(no title)
thisiszilff | 1 year ago
Most fancy modern embedding strategies basically start with this and then proceed to build on top of it to reduce dimensions, represent words as vectors in their own right, pass this into some neural layer, etc.
thisiszilff | 1 year ago
Most fancy modern embedding strategies basically start with this and then proceed to build on top of it to reduce dimensions, represent words as vectors in their own right, pass this into some neural layer, etc.
light_hue_1|1 year ago
What you're describing is an idea from the 90s that was a dead end. Bag of words representations.
It has no relationship to modern methods. It's based on totally different theory (bow instead of the distributional hypothesis).
There is no conceptual or practical path from what you describe to what modern embeddings are. It's horribly misleading.
microtonal|1 year ago
There certainly is. At least there is a strong relation between bag of word representations and methods like word2vec. I am sure you know all of this, but I think it's worth expanding a bit on this, since the top-level comment describes things in a rather confusing way.
In traditional Information Retrieval, two kinds of vectors were typically used: document vectors and term vectors. If you make a |D| x |T| matrix (where |D| is the number of documents and |T| is the number of terms that occur in all documents), we can go through a corpus and note in each |T|-length row for a particular the frequency of each term in that document (frequency here means the raw counts or something like TF-IDF). Each row is a document vector, each column a term vector. The cosine similarity between two document vectors will tell you whether two documents are similar, because similar documents are likely to have similar terms. The cosine similarity between two term vectors will tell you whether two terms are similar, because similar terms tend to occur in similar documents. The top-level comment seems to have explained document vectors in a clumsy way.

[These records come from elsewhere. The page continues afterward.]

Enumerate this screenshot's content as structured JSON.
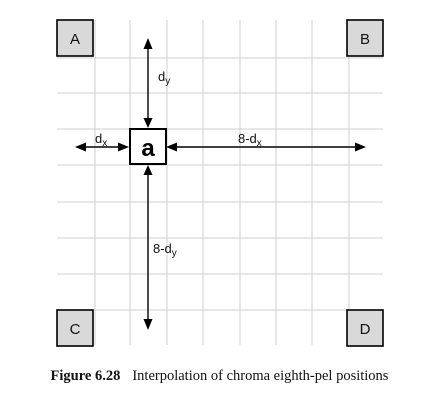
{
  "corners": {
    "a": "A",
    "b": "B",
    "c": "C",
    "d": "D"
  },
  "center": "a",
  "labels": {
    "dy": {
      "main": "d",
      "sub": "y"
    },
    "dx": {
      "main": "d",
      "sub": "x"
    },
    "eight_minus_dx": {
      "main": "8-d",
      "sub": "x"
    },
    "eight_minus_dy": {
      "main": "8-d",
      "sub": "y"
    }
  },
  "caption": {
    "number": "Figure 6.28",
    "text": "Interpolation of chroma eighth-pel positions"
  }
}
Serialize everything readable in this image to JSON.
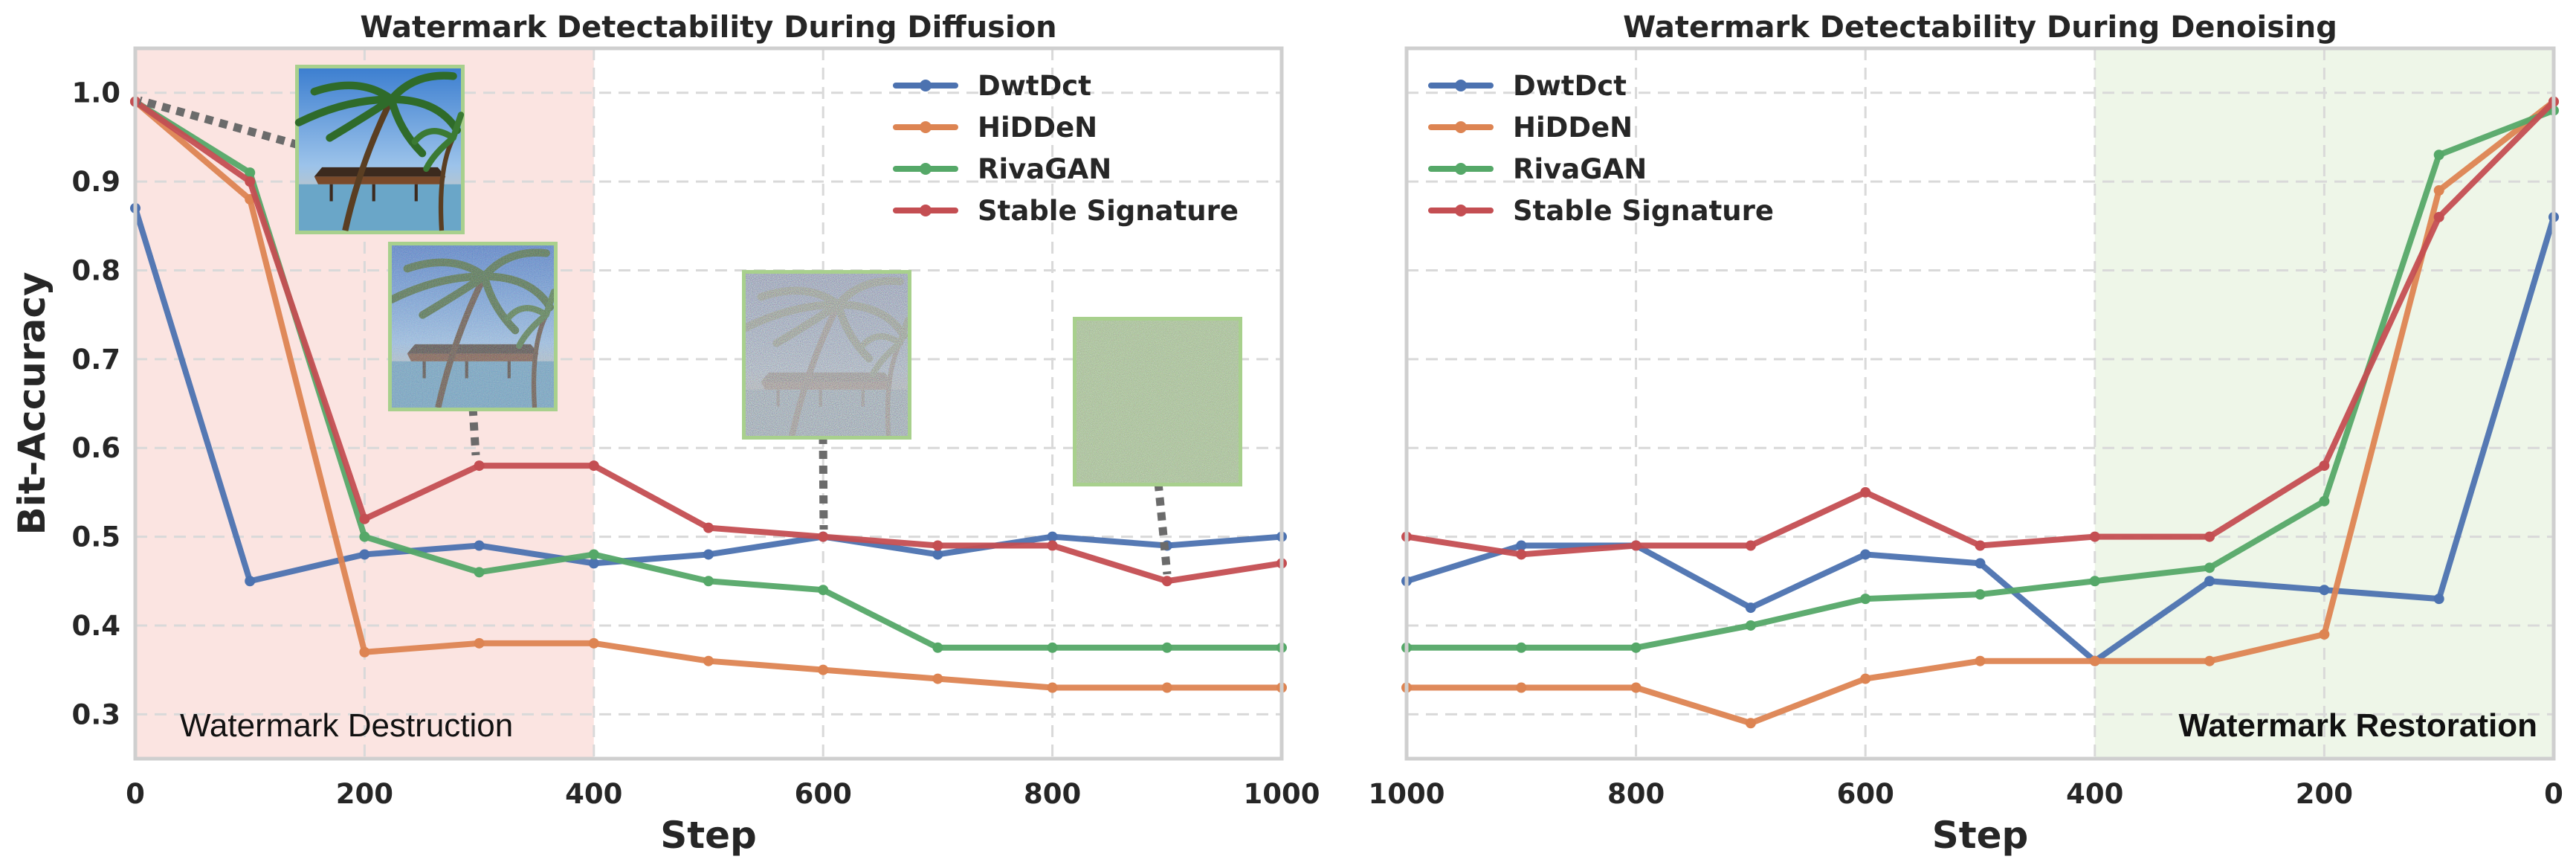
{
  "colors": {
    "DwtDct": "#4c72b0",
    "HiDDeN": "#dd8452",
    "RivaGAN": "#55a868",
    "Stable Signature": "#c44e52",
    "destruction_shade": "#fbe4e1",
    "restoration_shade": "#eef6e8",
    "thumb_border": "#a8d08d",
    "connector": "#6b6b6b"
  },
  "chart_data": [
    {
      "type": "line",
      "title": "Watermark Detectability During Diffusion",
      "xlabel": "Step",
      "ylabel": "Bit-Accuracy",
      "xlim": [
        0,
        1000
      ],
      "ylim": [
        0.25,
        1.05
      ],
      "x_reversed": false,
      "x": [
        0,
        100,
        200,
        300,
        400,
        500,
        600,
        700,
        800,
        900,
        1000
      ],
      "xticks": [
        0,
        200,
        400,
        600,
        800,
        1000
      ],
      "xtick_labels": [
        "0",
        "200",
        "400",
        "600",
        "800",
        "1000"
      ],
      "yticks": [
        0.3,
        0.4,
        0.5,
        0.6,
        0.7,
        0.8,
        0.9,
        1.0
      ],
      "ytick_labels": [
        "0.3",
        "0.4",
        "0.5",
        "0.6",
        "0.7",
        "0.8",
        "0.9",
        "1.0"
      ],
      "grid": true,
      "legend_position": "top-right",
      "shaded_region": {
        "from": 0,
        "to": 400,
        "label": "Watermark Destruction",
        "color": "destruction_shade"
      },
      "thumbnails": [
        {
          "kind": "clean",
          "anchor_x": 0,
          "anchor_y": 0.99
        },
        {
          "kind": "slightly-noisy",
          "anchor_x": 300,
          "anchor_y": 0.58
        },
        {
          "kind": "noisy",
          "anchor_x": 600,
          "anchor_y": 0.5
        },
        {
          "kind": "pure-noise",
          "anchor_x": 900,
          "anchor_y": 0.45
        }
      ],
      "series": [
        {
          "name": "DwtDct",
          "values": [
            0.87,
            0.45,
            0.48,
            0.49,
            0.47,
            0.48,
            0.5,
            0.48,
            0.5,
            0.49,
            0.5
          ]
        },
        {
          "name": "HiDDeN",
          "values": [
            0.99,
            0.88,
            0.37,
            0.38,
            0.38,
            0.36,
            0.35,
            0.34,
            0.33,
            0.33,
            0.33
          ]
        },
        {
          "name": "RivaGAN",
          "values": [
            0.99,
            0.91,
            0.5,
            0.46,
            0.48,
            0.45,
            0.44,
            0.375,
            0.375,
            0.375,
            0.375
          ]
        },
        {
          "name": "Stable Signature",
          "values": [
            0.99,
            0.9,
            0.52,
            0.58,
            0.58,
            0.51,
            0.5,
            0.49,
            0.49,
            0.45,
            0.47
          ]
        }
      ]
    },
    {
      "type": "line",
      "title": "Watermark Detectability During Denoising",
      "xlabel": "Step",
      "ylabel": "",
      "xlim": [
        1000,
        0
      ],
      "ylim": [
        0.25,
        1.05
      ],
      "x_reversed": true,
      "x": [
        1000,
        900,
        800,
        700,
        600,
        500,
        400,
        300,
        200,
        100,
        0
      ],
      "xticks": [
        1000,
        800,
        600,
        400,
        200,
        0
      ],
      "xtick_labels": [
        "1000",
        "800",
        "600",
        "400",
        "200",
        "0"
      ],
      "yticks": [
        0.3,
        0.4,
        0.5,
        0.6,
        0.7,
        0.8,
        0.9,
        1.0
      ],
      "ytick_labels": [],
      "grid": true,
      "legend_position": "top-left",
      "shaded_region": {
        "from": 400,
        "to": 0,
        "label": "Watermark Restoration",
        "color": "restoration_shade"
      },
      "thumbnails": [],
      "series": [
        {
          "name": "DwtDct",
          "values": [
            0.45,
            0.49,
            0.49,
            0.42,
            0.48,
            0.47,
            0.36,
            0.45,
            0.44,
            0.43,
            0.86
          ]
        },
        {
          "name": "HiDDeN",
          "values": [
            0.33,
            0.33,
            0.33,
            0.29,
            0.34,
            0.36,
            0.36,
            0.36,
            0.39,
            0.89,
            0.99
          ]
        },
        {
          "name": "RivaGAN",
          "values": [
            0.375,
            0.375,
            0.375,
            0.4,
            0.43,
            0.435,
            0.45,
            0.465,
            0.54,
            0.93,
            0.98
          ]
        },
        {
          "name": "Stable Signature",
          "values": [
            0.5,
            0.48,
            0.49,
            0.49,
            0.55,
            0.49,
            0.5,
            0.5,
            0.58,
            0.86,
            0.99
          ]
        }
      ]
    }
  ]
}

Over time (we are talking 70-90s), people have found that term vectors did not really work well, because documents are often too coarse-grained as context. So, term vectors were defined as |T| x |T| matrices where if you have such a matrix C, C[i][j] contains the frequency of how often the j-th term occurs in the context of the i-th term. Since this type of matrix is not bound to documents, you can choose the context size based on the goals you have in mind. For instance, you could only count terms that are within 10 (text) distance of the occurrences of the term i.
One refinement is that rather than raw frequencies, we can use some other measure. One issue with raw frequencies is that a frequent word like the will co-occur with pretty much every word, so it's frequency in the term vector is not particularly informative, but it's large frequency will have an outsized influence on e.g. dot products. So, people would typically use pointwise mutual information (PMI) instead. It's beyond the scope of a comment to explain PMI, but intuitively you can think of the PMI of two words to mean: how much more often do the words cooccur than chance? This will result in low PMIs for e.g. PMI(information, the) but a high PMI for PMI(information, retrieval). Then it's also common practice to replace negative PMI values by zero, which leads to PPMI (positive PMI).
So, what do we have now? A |T|x|T| matrix with PPMI scores, where each row (or column) can be used as a word vector. However, it's a bit unwieldy, because the vectors are large (|T|) and typically somewhat sparse. So people started to apply dimensionality reduction, e.g. by applying Singular Value Decomposition (SVD, I'll skip the details here of how to use it for dimensionality reduction). So, suppose that we use SVD to reduce the vector dimensionality to 300, we are left with a |T|x300 matrix and we finally have dense vectors, similar to e.g. word2vec.
Now, the interesting thing is that people have found that word2vec's skipgram with negative sampling (SGNS) is implicitly vectorizing a PMI-based word-context matrix [1], exactly like the IR folks were doing before. Conversely, if you matrix-multiply the word and context embedding matrices that come out of word2vec SGNS, you get an approximation of the |T|x|T| PMI matrix (or |T|x|C| if a different vocab is used for the context).
Summarized, there is a strong conceptual relation between bag-of-word representations of old days and word2vec.
Whether it's an interesting route didactically for understanding embeddings is up for debate. It's not like the mathematics behind word2vec are complex (understanding the dot product and the logistic function goes a long way) and understanding word2vec in terms of 'neural net building blocks' makes it easier to go from word2vec to modern architectures. But in an exhaustive course about word representations, it certainly makes sense to link word embeddings to prior work in IR.
[1] https://proceedings.neurips.cc/paper_files/paper/2014/file/f...
thisiszilff|1 year ago
Learning about BoW and simple ways of convert text to fixed length vectors that can be used in ML algos clarified a whole for me, especially the fact that embeddings aren’t magic they are just a way to convert text to a fixed length vector.
BoW and tf-idf vectors are still workhorses for routine text classification tasks despite their limitations, so they aren’t really a dead end. Similarity a lot of things that follow BoW make a whole lot more sense if you think of them as addressing limitations of BoW.